TENTARA sekutu di bawah pimpinan Amerika Serikat dan Inggris akhirnya mengaku memberikan laporan bohong mengenai serbuan mereka ke Irak, bahkan mengaku kalah. Tetapi mereka tidak segera enyah dari negeri Muslim bersejarah itu dan mengembalikan kekuasaan pemerintahan lama. Malah meninggakan tragedi kemanusiaan dan peradaan paling bengis yaitu menggantung Saddam Husen dengan alasan membunuh 180 kaum pemberontak. Tetapi Sekutu tidak merasa bahwa kejahatannya jauh lebih kejam yakni mengakibatkan terbunuhnya satu milyar lebih penduduk Irak.
Eksekusi itu mengakibatkan Irak terjebak dalam perang saudara yang dipicu oleh negara yang mengaku beradab. Ketika Irak sedang menderita lahir batin, tentara sekutu sudah beancang-ancang menyerang Iran dengan alasan mengembangkan enegi nuklir. Kalau energi nuklir baik untuk peperluan industri maupun persenjataan tidak boleh kenapa negara negara Amerika dan Eropa memilikinya, termasuk beberapa negara seperti Israel, India, Cina diperbolehkan. Bukankah mereka juga harus dilarang. Karena mereka tidak beradab, maka penerapan peraturan tidak mengenal keadilan, peraturan hanya untuk menguntungkan dirinya dan untuk membelenggu bangsa lain.
<>Oleh karena itu kembali umat Islam Indonesia termasuk NU yang dulu menentang keras rencana sekutu menyerbu Irak, kini dengan keras menentang penyerbuan atas Iran. Negara Barat mesti sedikit menggunakan otak. Tetapi dasar mereka itu adalah penjajah, maka terus melakukan penjajahan. Dulu orang mengira bahwa negara penjajah itu memberikan bantuan ke negara bekas jajahan sebagai bentuk bayar ganti rugi. Dalam kenyataannya bantuan tersebut sebagai upaya eksploitasi lebih lanjut.
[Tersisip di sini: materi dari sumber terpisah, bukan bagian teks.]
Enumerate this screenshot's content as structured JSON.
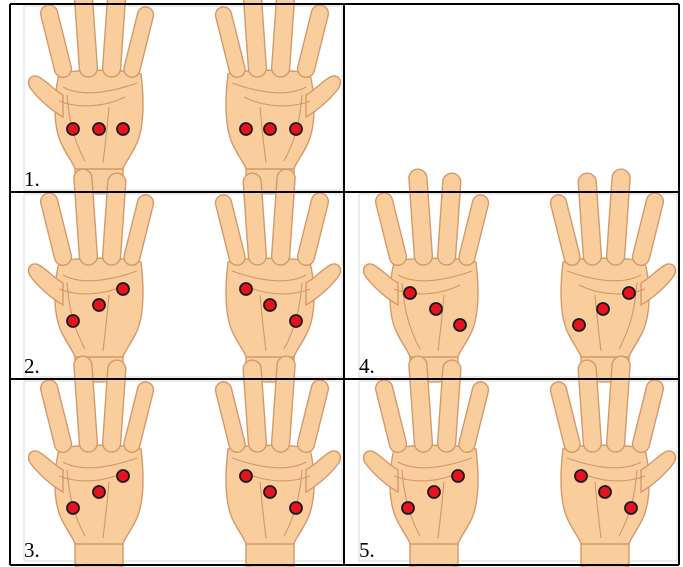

Karena itu negara yang melakukan kerjasama dengan barat terjerumus dalam hutang dan masuk dalam jurang kemiskianan yang tiada tara. Sumber adaya alam yang melimpah mereka kuasai dengan paksa dan monopolis.
Bangsa itu di samping eksploitatatif juga sangat rasialis, di negara dunia ketiga perusahaan mereka hanya menyerahkan jabatan rendahan kepada penduduk pribumi, semua sektor strategis diduduki sendiri. Belum lagi soal penggajian, para pegawai bangsa mereka digaji sangat tinggi, sementara pegawai pribumi digaji ala kadarnya. Ini berlaku di lembaga apapun yang ada di Indonesia sampai sekarang. Tetapi dengan bangga mereka mengajarkan tentang kesamaan hak, anti diskriminasi, pluralisme.
Bisa kita saksikan bagaimana lembaga dana dari Amerika, Inggris, Belanda dan Australia mengajarkan demokrasi, pluralisme dan sebagainya pada bangsa Indonesia yang sudah sangat pluralis dan sangat toleran serta moderat. Sementara mereka hingga saat ini masih rasialis, belum lagi mereka punya kebiasaan buruk melenyapkan bangsa Indian, melenyapkan bangsa Aborigin. Bahkan selam ratusan tahun mereka menjajah bennua Asia dan Afrika dengan jumlah jutaan manusia dibantai. Seharusnya dana tersebut digunakan untuk mengajarkan bangsa mereka sendiri agar menjadi bangsa beradab, tidak menjajah, tidak suka membantai bangsa lain, agar dunia ini lebih damai.
Bagaimana mungkin mereka itu memberikan bantuan kepada negara Dunia Ketiga sebagaimana yang banyak dikucurkan saat ini semantara untuk mendapatkan sepotong roti dan segenggam rempah-rempah mereka menjajah dunia Timur selama beberapa abad dengan korban jutaan manusia. Dan kini mereka menjajah Irak dan terus mengancam Iran yang kaya minyak.
Dunia akan terus perihatin dan selalu mendrita bila tradisi jajah-menjajah bangsa barat terhadap bangsa Timur itu terus dilanjutkan. Dengan kemajuan dan kemakmuran yang luar biasa itu apakah bangsa itu tidak puas. Mereka menghormati keadailan bangsanaya sendiri, menjunjung martabat dan hak bangsanya sendiri. Lalu mereka merasa beradab. Tetapi mereka melibat rendah bangsa lain, karena itu mereka tidak menghornmati hak bangsa lain dan tidak mau memperlakukan bangsa lain secara adil.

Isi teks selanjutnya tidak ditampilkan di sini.